Within the Diocese of Northampton, we recognise the great challenge this news will bring many people who rely on the Eucharist for sustenance. Our Bishops encourage us to make the most of those churches which remain open for private prayer.
Here is the statement made by Cardinal Vincent Nicholls and Archbishop Malcolm McMahon, President and Vice President of our Catholic Bishops Conference.
CATHOLIC BISHOPS’ CONFERENCE OF ENGLAND AND WALES
Statement from the President and the Vice-President of the Conference on the National Lockdown Wednesday 4th November 2020
Today, Parliament passed into law the Regulations governing many aspects of activity in the whole of England until 2nd December. These Regulations prohibit the gathering of people for communal worship in churches and other religious buildings.
Churches remain open and in use for activities other than communal worship, including personal prayer and support for those in need. Funeral Masses and funeral services may be held. Please refer to the Regulations (for places of worship see paragraph 18) and associated Guidance.
Despite profound misgivings it is important that we, as responsible citizens, observe these Regulations, which have the force of law: ‘Remind them to be obedient to the officials in authority; to be ready to do good at every opportunity’ (Titus 3:1). We do this in solidarity with so many others on whom are being imposed restrictions which impact severely on their lives and livelihoods.
It is also important to recognise that these Regulations are not an attack on religious belief. However, they do demonstrate a fundamental lack of understanding of the essential contribution made by faith communities to the well-being, resilience and health of our society.

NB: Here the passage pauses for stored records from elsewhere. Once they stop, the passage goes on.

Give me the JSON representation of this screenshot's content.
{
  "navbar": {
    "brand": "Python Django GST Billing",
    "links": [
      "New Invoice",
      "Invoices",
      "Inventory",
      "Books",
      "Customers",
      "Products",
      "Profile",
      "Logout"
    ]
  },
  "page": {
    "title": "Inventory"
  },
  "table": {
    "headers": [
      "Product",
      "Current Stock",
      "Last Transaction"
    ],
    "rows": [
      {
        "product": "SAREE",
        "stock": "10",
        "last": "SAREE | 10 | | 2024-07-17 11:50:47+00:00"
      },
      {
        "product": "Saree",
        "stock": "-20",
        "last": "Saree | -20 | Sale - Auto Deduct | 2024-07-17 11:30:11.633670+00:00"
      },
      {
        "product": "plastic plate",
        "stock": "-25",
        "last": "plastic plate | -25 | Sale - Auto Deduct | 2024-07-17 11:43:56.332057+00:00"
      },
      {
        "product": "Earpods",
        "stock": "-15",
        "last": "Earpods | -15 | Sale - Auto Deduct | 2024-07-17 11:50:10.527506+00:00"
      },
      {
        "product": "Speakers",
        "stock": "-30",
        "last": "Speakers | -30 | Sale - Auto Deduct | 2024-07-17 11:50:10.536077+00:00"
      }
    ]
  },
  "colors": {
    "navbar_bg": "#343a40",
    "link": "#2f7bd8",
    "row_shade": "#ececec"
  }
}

At this difficult moment, we ask that, as a Catholic community, we make full use of our churches as places of individual prayer and sources of solace and help. We must sustain each other in our patterns of prayer, joining a national shared moment of prayer each day at 6pm, and observing the Vigil of Christ the King (21st November) as a day of prayer for the ending of this pandemic. And we encourage you all in your practical service and support of each other and those around you in need.
This pathway of prayer and service is the royal road we are to take as a gracious witness in our society today.